The Human Proteome Project (HPP) is an international project organized by the Human Proteome Organisation (HUPO). Its mission is to systematically map the entire human proteome by coordinating the efforts of many research laboratories around the world.1
The project is split into two divisions:
- The Chromosome-Centric Human Proteome Project
- The Biology/Disease Human Proteome Project
The Chromosome-Centric Human Proteome Project (C-HPP) was proposed by Young-Ki Paik1 and colleagues at several HUPO meetings from 2008 to 2011, the year the group officially formed. The essential idea behind the C-HPP is to organize emerging proteomic information by chromosome and gene. A 25-member international consortium will map and annotate the entire protein set coded by each human chromosome. Responsibility for maintaining the information for each of the 24 chromosomes has been assigned to different countries.2 The table below shows which country has claimed which chromosomes.

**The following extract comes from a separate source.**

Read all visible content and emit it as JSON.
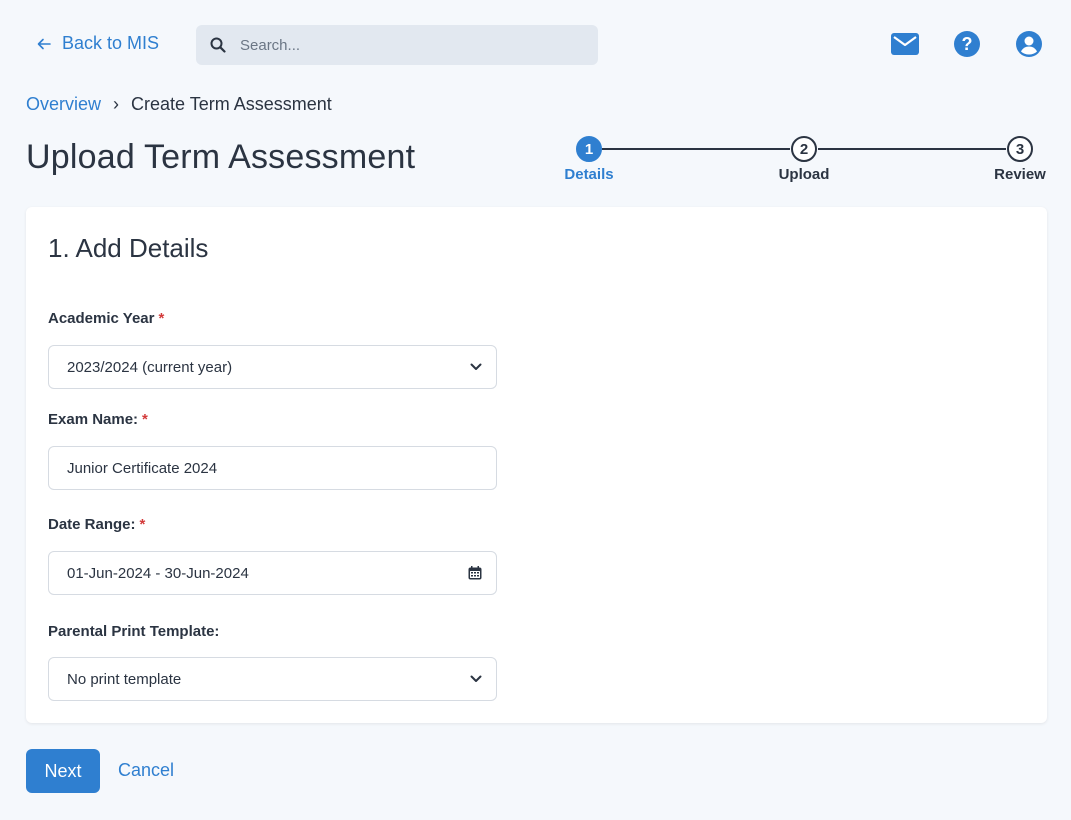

The C-HPP initiative does not alter the way researchers carry out proteomic experiments. Its primary function is to aggregate data sets from new experiments and five key existing resources: Ensembl v69, NeXtProt, Peptide Atlas, GPMdb and the Human Protein Atlas. C-HPP cross references these and measures findings against thresholds for high confidence protein identifications before making final entries into a Master Table. The initiative will also promote deep proteomic research and top-down protein variant analyses. As well, the project will stimulate development of new statistical and bioinformatic techniques to integrate genomic, proteomic and individual protein variation information.2
The team has estimated that approximately 65-70% of “expected” proteins have been identified with relative confidence.2 The notion of “expected” proteins is complicated by the fact that, in some cases, a protein is coded by multiple genes. Conversely, a single gene can code for multiple proteins. Nevertheless, a primary mission of the C-HPP is to concentrate research on finding “missing” or poorly characterized proteins. A substantial question in this regard is whether or not detection techniques require further refinement or whether the biology of the missing proteins thwarts their detection. For example, they may be present in extremely low quantities and still be active, or they may only be expressed at the embryonic stage of human development, or they may be so homologous to other proteins as to be indistinguishable.2
In addition to presenting the entire human proteome gene by gene, the C-HPP will catalogue protein variants generated through alternative splicing and coding SNPs, as well as a comprehensive list of major post-translational modifications.2
The value of this massive 10-year project will be borne out in its ability to uncover new drug targets, biomarkers for diagnosis and a comprehensive “parts” list of the protein isoforms that regulate major and minor cell signalling pathways.
2 Hancock, W., and Paik, Y. (2013) “A First Step Toward Completion of a Genome-Wide Characterization
of the Human Proteome,” Journal of Proteome Research 12 (pp. 1−5).